Figure 2Survival curves for patients with different subtypes of IPMN. The prognosis of patients with pancreatobiliary- or oncocytic-type IPMN was significantly poorer than that of patients with gastric- or intestinal-type IPMN.
Figure 3H&E and immunohistochemical staining of biopsy specimens taken during peroral pancreatoscopy (POPS). (A) H&E staining; (B) MUC-1 staining; (C) MUC-2 staining; (D) MUC-5AC staining. The lesion was negative for MUC-1 and positive for MUC-2 and MUC-5AC and was classified as the intestinal type.

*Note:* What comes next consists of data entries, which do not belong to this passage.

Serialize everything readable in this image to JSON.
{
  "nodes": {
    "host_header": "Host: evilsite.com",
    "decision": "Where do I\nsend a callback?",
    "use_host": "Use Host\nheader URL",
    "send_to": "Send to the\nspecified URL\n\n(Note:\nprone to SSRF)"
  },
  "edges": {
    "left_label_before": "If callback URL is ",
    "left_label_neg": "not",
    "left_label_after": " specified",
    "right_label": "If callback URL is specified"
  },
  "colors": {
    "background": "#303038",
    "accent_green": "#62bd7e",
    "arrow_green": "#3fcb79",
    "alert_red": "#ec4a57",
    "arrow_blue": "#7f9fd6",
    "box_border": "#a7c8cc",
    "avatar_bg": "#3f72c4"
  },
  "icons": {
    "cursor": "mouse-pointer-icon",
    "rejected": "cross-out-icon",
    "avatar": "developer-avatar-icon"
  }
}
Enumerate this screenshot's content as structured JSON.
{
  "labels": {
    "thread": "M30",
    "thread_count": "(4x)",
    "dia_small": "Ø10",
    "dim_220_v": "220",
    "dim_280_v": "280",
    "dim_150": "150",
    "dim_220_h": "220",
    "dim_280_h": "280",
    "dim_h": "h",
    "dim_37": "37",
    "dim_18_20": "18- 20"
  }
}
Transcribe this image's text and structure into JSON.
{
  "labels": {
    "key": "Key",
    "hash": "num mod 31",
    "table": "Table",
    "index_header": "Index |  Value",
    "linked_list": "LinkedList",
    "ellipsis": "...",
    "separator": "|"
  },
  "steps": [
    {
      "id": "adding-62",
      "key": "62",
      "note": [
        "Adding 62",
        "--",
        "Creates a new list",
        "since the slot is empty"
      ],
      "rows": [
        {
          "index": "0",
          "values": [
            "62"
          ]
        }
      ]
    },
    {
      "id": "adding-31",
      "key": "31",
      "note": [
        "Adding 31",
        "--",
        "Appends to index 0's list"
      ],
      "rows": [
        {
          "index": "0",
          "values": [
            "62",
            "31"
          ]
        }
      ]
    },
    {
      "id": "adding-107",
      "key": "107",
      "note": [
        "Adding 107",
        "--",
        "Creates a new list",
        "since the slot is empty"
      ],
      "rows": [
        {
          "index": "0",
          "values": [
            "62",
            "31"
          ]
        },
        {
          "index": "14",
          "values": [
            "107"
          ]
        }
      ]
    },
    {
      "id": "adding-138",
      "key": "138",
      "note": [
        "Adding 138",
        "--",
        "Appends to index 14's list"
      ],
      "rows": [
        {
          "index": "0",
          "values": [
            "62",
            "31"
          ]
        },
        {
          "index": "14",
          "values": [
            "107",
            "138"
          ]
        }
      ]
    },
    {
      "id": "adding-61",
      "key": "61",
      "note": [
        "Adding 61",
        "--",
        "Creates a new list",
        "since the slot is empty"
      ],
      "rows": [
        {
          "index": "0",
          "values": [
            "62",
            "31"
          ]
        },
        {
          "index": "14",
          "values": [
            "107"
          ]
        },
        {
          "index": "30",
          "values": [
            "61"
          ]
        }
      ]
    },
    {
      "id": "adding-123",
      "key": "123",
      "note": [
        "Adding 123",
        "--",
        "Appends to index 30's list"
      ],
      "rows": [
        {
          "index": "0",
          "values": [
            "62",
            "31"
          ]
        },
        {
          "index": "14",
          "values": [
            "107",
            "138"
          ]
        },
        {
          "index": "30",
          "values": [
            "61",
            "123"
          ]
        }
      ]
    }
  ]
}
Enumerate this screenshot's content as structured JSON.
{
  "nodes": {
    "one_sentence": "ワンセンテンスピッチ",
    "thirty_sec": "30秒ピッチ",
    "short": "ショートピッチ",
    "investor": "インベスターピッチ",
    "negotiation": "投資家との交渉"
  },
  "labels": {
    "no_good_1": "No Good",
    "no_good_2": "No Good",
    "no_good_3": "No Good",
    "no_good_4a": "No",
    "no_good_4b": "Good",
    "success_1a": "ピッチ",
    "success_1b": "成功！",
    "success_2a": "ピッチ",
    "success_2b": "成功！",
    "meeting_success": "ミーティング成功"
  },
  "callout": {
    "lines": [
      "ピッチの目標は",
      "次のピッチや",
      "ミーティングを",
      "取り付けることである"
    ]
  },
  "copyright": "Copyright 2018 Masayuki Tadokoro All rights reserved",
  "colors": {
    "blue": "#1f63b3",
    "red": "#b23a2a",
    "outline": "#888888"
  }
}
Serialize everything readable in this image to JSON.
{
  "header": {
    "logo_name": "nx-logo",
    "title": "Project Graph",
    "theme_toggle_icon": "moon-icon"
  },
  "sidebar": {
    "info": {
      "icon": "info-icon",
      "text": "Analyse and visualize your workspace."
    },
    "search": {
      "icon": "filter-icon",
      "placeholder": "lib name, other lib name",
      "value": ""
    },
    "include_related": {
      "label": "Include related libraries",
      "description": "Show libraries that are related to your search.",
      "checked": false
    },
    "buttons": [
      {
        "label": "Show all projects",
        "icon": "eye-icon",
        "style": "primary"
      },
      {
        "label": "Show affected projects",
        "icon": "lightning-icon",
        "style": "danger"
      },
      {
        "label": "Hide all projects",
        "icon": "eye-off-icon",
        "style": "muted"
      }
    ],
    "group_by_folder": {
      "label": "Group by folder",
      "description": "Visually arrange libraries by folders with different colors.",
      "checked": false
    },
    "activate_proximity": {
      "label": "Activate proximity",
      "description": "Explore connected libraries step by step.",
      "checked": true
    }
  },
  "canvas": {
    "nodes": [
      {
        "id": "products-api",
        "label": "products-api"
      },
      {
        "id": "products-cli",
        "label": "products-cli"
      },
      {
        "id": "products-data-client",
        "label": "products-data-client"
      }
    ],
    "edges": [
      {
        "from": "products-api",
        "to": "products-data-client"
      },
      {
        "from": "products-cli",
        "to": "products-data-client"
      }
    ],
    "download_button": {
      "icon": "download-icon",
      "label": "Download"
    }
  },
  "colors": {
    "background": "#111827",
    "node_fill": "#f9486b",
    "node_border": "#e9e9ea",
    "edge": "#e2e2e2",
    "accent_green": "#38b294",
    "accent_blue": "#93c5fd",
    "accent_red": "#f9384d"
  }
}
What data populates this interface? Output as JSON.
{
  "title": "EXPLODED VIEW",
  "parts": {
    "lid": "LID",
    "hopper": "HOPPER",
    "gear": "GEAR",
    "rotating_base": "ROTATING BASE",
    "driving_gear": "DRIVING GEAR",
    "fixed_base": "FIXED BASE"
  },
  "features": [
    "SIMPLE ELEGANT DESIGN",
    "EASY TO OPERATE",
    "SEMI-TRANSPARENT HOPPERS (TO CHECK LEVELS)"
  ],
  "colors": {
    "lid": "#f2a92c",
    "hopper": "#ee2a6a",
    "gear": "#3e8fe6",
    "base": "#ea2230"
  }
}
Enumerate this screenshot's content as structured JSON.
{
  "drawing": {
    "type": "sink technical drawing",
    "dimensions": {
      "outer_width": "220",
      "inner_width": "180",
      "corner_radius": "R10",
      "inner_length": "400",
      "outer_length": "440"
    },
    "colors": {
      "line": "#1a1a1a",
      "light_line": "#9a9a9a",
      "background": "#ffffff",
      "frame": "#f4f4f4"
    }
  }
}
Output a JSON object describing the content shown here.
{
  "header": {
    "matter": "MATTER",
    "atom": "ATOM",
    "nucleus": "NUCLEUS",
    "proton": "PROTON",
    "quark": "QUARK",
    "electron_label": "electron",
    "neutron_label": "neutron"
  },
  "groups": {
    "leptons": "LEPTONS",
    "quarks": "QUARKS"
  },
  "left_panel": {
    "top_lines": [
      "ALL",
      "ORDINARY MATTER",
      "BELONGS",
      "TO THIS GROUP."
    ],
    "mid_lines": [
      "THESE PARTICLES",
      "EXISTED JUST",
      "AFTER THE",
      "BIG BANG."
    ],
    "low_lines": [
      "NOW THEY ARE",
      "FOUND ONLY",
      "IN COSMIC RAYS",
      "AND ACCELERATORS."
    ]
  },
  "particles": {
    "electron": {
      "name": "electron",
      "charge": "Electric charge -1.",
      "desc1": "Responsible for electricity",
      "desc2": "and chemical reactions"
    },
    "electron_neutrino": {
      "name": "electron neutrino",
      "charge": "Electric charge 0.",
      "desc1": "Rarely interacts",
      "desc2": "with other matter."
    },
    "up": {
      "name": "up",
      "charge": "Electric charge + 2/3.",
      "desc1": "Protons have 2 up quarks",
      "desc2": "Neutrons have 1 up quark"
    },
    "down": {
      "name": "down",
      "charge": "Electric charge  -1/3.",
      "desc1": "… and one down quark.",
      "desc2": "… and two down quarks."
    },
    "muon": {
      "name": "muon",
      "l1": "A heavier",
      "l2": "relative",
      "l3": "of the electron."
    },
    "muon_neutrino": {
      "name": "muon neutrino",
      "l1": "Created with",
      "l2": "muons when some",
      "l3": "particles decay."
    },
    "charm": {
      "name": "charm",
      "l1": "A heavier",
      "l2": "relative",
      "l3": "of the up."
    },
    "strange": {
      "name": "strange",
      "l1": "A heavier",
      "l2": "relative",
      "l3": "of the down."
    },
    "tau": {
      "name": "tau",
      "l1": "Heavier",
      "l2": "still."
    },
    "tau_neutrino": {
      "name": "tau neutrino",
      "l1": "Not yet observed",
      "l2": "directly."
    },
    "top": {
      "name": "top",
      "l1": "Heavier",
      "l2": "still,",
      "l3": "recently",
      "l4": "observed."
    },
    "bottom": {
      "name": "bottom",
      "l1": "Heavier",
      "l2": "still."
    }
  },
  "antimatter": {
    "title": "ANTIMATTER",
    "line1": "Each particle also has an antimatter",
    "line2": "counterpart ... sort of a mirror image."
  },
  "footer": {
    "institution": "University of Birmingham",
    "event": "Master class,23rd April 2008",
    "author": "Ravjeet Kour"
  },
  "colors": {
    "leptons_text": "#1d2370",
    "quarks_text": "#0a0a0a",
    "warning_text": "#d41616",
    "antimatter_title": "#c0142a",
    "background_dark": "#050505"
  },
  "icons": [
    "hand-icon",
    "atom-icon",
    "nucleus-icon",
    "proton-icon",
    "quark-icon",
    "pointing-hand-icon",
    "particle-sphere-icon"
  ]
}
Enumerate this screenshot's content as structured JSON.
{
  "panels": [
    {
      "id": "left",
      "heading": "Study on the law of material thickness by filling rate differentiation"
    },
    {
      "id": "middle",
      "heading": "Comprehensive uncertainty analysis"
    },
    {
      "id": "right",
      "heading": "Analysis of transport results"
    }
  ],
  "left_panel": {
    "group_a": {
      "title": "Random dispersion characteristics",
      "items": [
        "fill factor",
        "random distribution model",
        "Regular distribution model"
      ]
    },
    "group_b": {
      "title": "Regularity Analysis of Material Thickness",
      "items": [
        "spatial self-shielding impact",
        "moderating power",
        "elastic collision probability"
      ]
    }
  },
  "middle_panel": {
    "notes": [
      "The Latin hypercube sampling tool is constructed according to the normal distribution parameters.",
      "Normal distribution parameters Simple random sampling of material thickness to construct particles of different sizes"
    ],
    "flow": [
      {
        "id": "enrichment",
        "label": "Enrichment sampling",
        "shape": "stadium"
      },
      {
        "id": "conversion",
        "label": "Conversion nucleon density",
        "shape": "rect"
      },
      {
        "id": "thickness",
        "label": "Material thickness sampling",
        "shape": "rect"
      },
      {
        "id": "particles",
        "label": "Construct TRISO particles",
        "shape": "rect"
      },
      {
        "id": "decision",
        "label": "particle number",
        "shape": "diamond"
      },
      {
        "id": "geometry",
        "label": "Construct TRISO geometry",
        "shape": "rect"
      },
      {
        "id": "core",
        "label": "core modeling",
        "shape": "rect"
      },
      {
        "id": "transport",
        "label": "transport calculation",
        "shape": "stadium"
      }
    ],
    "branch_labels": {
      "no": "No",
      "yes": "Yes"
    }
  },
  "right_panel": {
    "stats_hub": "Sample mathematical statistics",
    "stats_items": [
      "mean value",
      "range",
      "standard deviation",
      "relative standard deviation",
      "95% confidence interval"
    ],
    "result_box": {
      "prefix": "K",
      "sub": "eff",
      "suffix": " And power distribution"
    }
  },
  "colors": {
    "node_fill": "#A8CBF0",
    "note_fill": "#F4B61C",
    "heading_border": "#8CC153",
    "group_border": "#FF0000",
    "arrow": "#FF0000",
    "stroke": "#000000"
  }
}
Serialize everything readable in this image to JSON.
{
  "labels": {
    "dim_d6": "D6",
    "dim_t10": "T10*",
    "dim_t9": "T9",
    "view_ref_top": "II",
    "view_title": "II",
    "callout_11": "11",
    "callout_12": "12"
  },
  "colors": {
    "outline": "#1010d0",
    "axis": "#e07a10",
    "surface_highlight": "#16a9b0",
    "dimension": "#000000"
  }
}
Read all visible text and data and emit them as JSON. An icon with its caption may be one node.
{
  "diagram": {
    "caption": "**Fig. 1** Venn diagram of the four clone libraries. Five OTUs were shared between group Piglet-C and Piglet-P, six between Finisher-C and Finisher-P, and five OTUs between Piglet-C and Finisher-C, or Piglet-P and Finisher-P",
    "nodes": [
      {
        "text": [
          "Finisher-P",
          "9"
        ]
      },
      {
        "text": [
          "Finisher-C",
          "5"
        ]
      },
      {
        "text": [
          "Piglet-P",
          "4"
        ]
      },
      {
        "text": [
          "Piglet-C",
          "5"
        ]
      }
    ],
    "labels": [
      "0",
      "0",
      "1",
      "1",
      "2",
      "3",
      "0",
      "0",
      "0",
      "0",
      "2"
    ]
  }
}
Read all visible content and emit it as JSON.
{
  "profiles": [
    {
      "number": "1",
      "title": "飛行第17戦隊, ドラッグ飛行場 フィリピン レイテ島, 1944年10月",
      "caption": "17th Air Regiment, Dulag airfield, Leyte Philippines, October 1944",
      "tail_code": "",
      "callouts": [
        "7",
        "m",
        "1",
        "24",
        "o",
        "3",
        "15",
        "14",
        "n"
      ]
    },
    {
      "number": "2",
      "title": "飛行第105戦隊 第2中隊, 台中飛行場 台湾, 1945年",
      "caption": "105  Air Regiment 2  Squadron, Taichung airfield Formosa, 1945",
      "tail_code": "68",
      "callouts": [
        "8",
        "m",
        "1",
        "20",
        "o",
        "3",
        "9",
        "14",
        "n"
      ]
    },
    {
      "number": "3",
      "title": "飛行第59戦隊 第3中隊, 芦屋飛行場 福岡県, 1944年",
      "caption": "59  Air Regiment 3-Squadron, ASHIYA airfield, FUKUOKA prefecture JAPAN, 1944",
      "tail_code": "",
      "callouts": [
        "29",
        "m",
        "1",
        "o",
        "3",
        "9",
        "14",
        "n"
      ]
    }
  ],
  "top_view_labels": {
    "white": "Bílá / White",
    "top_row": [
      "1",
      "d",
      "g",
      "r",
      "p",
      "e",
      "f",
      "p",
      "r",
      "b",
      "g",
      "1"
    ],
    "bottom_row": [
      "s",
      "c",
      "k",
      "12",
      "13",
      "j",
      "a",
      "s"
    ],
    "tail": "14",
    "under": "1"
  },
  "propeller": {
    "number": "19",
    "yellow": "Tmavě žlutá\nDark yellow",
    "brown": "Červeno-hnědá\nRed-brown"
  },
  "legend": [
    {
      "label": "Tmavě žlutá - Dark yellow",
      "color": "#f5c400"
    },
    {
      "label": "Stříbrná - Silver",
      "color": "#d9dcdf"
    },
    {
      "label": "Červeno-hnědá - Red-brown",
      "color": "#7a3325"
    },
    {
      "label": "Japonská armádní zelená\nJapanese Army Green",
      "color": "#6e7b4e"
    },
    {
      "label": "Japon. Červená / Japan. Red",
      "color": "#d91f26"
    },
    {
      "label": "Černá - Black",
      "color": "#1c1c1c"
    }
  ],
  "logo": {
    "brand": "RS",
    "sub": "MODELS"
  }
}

Figure 4Immunocytochemical staining of pancreatic juice cytology specimens taken during endoscopic retrograde cholangiopancreatography (ERCP). (A) MUC-2 staining; (B) MUC-5AC staining. The lesion was positive for MUC-2 and MUC-5AC and was classified as the intestinal type.
Summary of the results of cytological and immunocytochemical analysis performed before surgery.
| Papanicolaou's classification | MUC-1 | MUC-2 | MUC-5AC | Histological grade | Histologcal subtype |
|---|---|---|---|---|---|
| 1. Class I | (−) | (+) | (+) | IPMA | Intestinal |
| 2. Class I | (−) | (−) | (+) | IPMA | Intestinal |
| 3. Class II | (−) | (+) | (+) | IPMA | Intestinal |
| 4. Class II | (−) | (+) | (+) | IPMA | Intestinal |
| 5. Class V | (−) | (+) | (+) | Non-invasive IPMC | Intestinal |
| 6. Class V | (−) | (+) | (+) | Non-invasive IPMC | Intestinal |
| 7. Class I | (−) | (+) | (+) | Invasive IPMC | Intestinal |
| 8. Class I | (−) | (+) | (+) | Invasive IPMC | Intestinal |
| 9. Class I | (−) | (+) | (+) | Invasive IPMC | Intestinal |
| 10. Class V | (−) | (−) | (+) | Invasive IPMC | Pancreatobiliary |
Nine of the 10 patients had intestinal-type IPMN. These results were in close agreement with those of immunohistochemical staining in that 8 (89%) of the 9 patients with intestinal-type IPMN were positive for MUC-2 and MUC-5AC.